No Brasil, a sensação de esperança e de orgulho olímpico foi renovada pela jovem geração de atletas que esteve nos representando. O pódio foi liderado por medalhistas mulheres de diferentes trajetórias, idades e situações socioeconômicas. Elas conquistaram 9 das 21 medalhas disputadas até o momento. É surpreendente que o país tenha chegado tão longe, superando resultados anteriores aos jogos do Rio, em 2016. Martine Grael e Kahena Kunze, na modalidade vela; Ana Maria Marcela Cunha, na maratona aquática; e Rebeca Andrade, na Ginástica artística foram alguns nomes de destaque na medalha de ouro. Mais do que isso. Rebeca, uma jovem preta da periferia de Guarulhos, saltou para uma majestosa trajetória olímpica, após ter sido descoberta por um projeto de inclusão social no esporte.

Diferentemente das outras campeãs, Rebeca não teve inspiração de outros atletas na mesma família. Antes de conhecer o alcance do seu potencial, quase não recebeu apoio financeiro suficiente para trazer tal honraria ao nosso país. É inquestionável que Rebeca, com apenas 23 anos, tenha se tornado um grande ícone de representatividade, reerguendo uma identidade nacional vitoriosa. 
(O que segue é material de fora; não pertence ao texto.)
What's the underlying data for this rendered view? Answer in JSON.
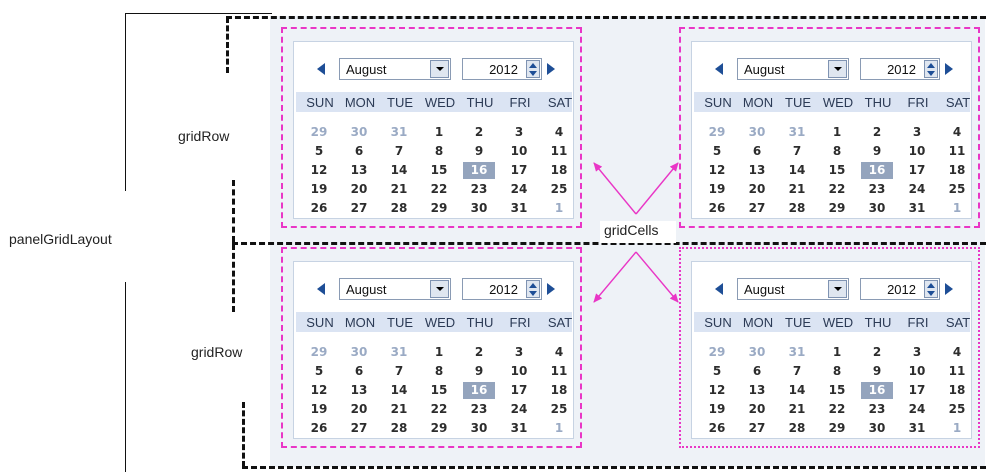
{
  "labels": {
    "panel_grid_layout": "panelGridLayout",
    "grid_row_top": "gridRow",
    "grid_row_bottom": "gridRow",
    "grid_cells": "gridCells"
  },
  "colors": {
    "cell_border": "#e936c6",
    "arrow": "#e936c6",
    "row_dash": "#111111",
    "selected_day_bg": "#94a4bd",
    "weekday_header_bg": "#dbe4f3",
    "nav_arrow": "#1e4e96"
  },
  "calendar": {
    "month": "August",
    "year": "2012",
    "selected_day": "16",
    "weekdays": [
      "SUN",
      "MON",
      "TUE",
      "WED",
      "THU",
      "FRI",
      "SAT"
    ],
    "weeks": [
      [
        "29",
        "30",
        "31",
        "1",
        "2",
        "3",
        "4"
      ],
      [
        "5",
        "6",
        "7",
        "8",
        "9",
        "10",
        "11"
      ],
      [
        "12",
        "13",
        "14",
        "15",
        "16",
        "17",
        "18"
      ],
      [
        "19",
        "20",
        "21",
        "22",
        "23",
        "24",
        "25"
      ],
      [
        "26",
        "27",
        "28",
        "29",
        "30",
        "31",
        "1"
      ]
    ],
    "muted_days": [
      [
        0,
        0
      ],
      [
        0,
        1
      ],
      [
        0,
        2
      ],
      [
        4,
        6
      ]
    ],
    "icons": {
      "prev": "triangle-left-icon",
      "next": "triangle-right-icon",
      "dropdown": "chevron-down-icon",
      "spinner": "spinner-up-down-icon"
    }
  }
}
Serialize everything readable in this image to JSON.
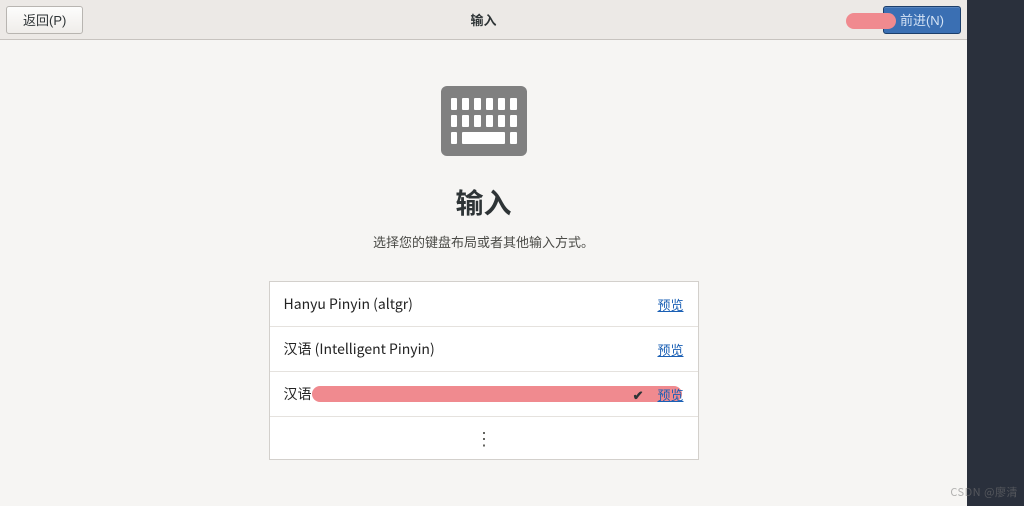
{
  "header": {
    "back_label": "返回(P)",
    "title": "输入",
    "forward_label": "前进(N)"
  },
  "page": {
    "heading": "输入",
    "subheading": "选择您的键盘布局或者其他输入方式。"
  },
  "layouts": [
    {
      "name": "Hanyu Pinyin (altgr)",
      "preview": "预览",
      "selected": false,
      "marked": false
    },
    {
      "name": "汉语  (Intelligent Pinyin)",
      "preview": "预览",
      "selected": false,
      "marked": false
    },
    {
      "name": "汉语",
      "preview": "预览",
      "selected": true,
      "marked": true
    }
  ],
  "more_glyph": "⋮",
  "check_glyph": "✔",
  "watermark": "CSDN @廖清"
}
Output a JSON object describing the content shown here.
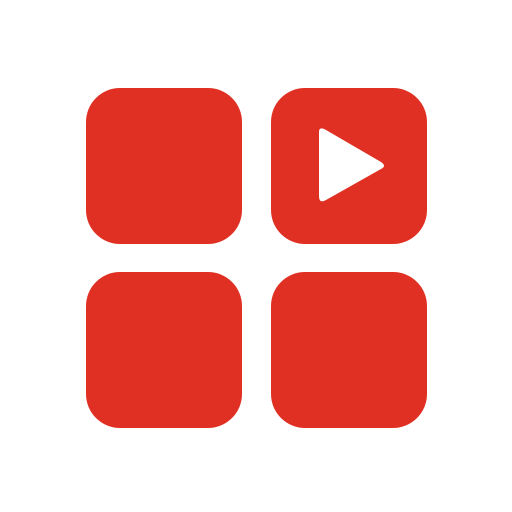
{
  "icon": {
    "name": "video-grid-icon",
    "accent_color": "#e03023",
    "background_color": "#ffffff",
    "tiles": [
      {
        "name": "grid-tile-top-left",
        "icon": "none"
      },
      {
        "name": "grid-tile-top-right",
        "icon": "play-icon"
      },
      {
        "name": "grid-tile-bottom-left",
        "icon": "none"
      },
      {
        "name": "grid-tile-bottom-right",
        "icon": "none"
      }
    ]
  }
}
Sem que nada mais fosse preciso acrescentar, ao som do hino brasileiro “baile de favela”, Rebeca constituiu, a seu modo, uma gramática de sucesso, o padrão-ouro da felicidade, que todo atleta almeja experimentar. À medida que isso acontece, é inevitável que uma dimensão de fracassos e de sofrimento alheio sejam frustradas como etapa fundamental de toda prática competitiva. Alguém irá perder, e isso é um fato e também um fardo.

Junto à linguagem do corpo do atleta, unem-se à ele multidões de sonhos fartos, além de outros tantos sonhos que serão desfeitos pelas ocasiões de um duro caminhar de fracassos. O que não nos contam é que quem sai vitorioso também pode perder. Com isso, me refiro ao fracasso dos corpos que não atendem às normas da feminilidade, da corporalidade hegemônica, da binaridade de gênero, ao padrão de cor e de beleza, dos corpos Queer, com deficiência, adoentados, não produtivos. São alguns desses exemplos diários que atletas e pessoas comuns têm de lidar,  e isso em nada contribui para diminuir o mérito individual dedicado à Rebeca e à Simone Biles. 

Na disciplina das práticas esportivas o suplício está presente como uma bússola, um dispositivo que administra o controle da vida, do tempo, do trabalho e da persistência ao alcance dos sonhos.

De antemão, a busca por auto realização impõe-se pelo teste de produtividade para todos nós porque, no mundo real, pessoas comuns também são submetidas ao controle punitivo e pela racionalidade da performance econômica. Em relação às conquistas citadas, não se pretende aqui estampar vitórias de gênero pontuais, simulando-as, como exemplo de párias chances de igualdade. O interesse demonstrado é sobre a falta de uma avaliação perigosa, que transforma histórias de superação em propagandas de puro proselitismo neoliberal. Afinal, parece que ao escrever uma história vitoriosa de sucessos, os capítulos da dor deverão auto elaborar o seu autor por meio do contato inadiável com o sofrimento, transformando-o, assim, em fórmulas vendáveis de sucesso em títulos como: ‘O que acontece quando o que esperamos da vida não acontece?”.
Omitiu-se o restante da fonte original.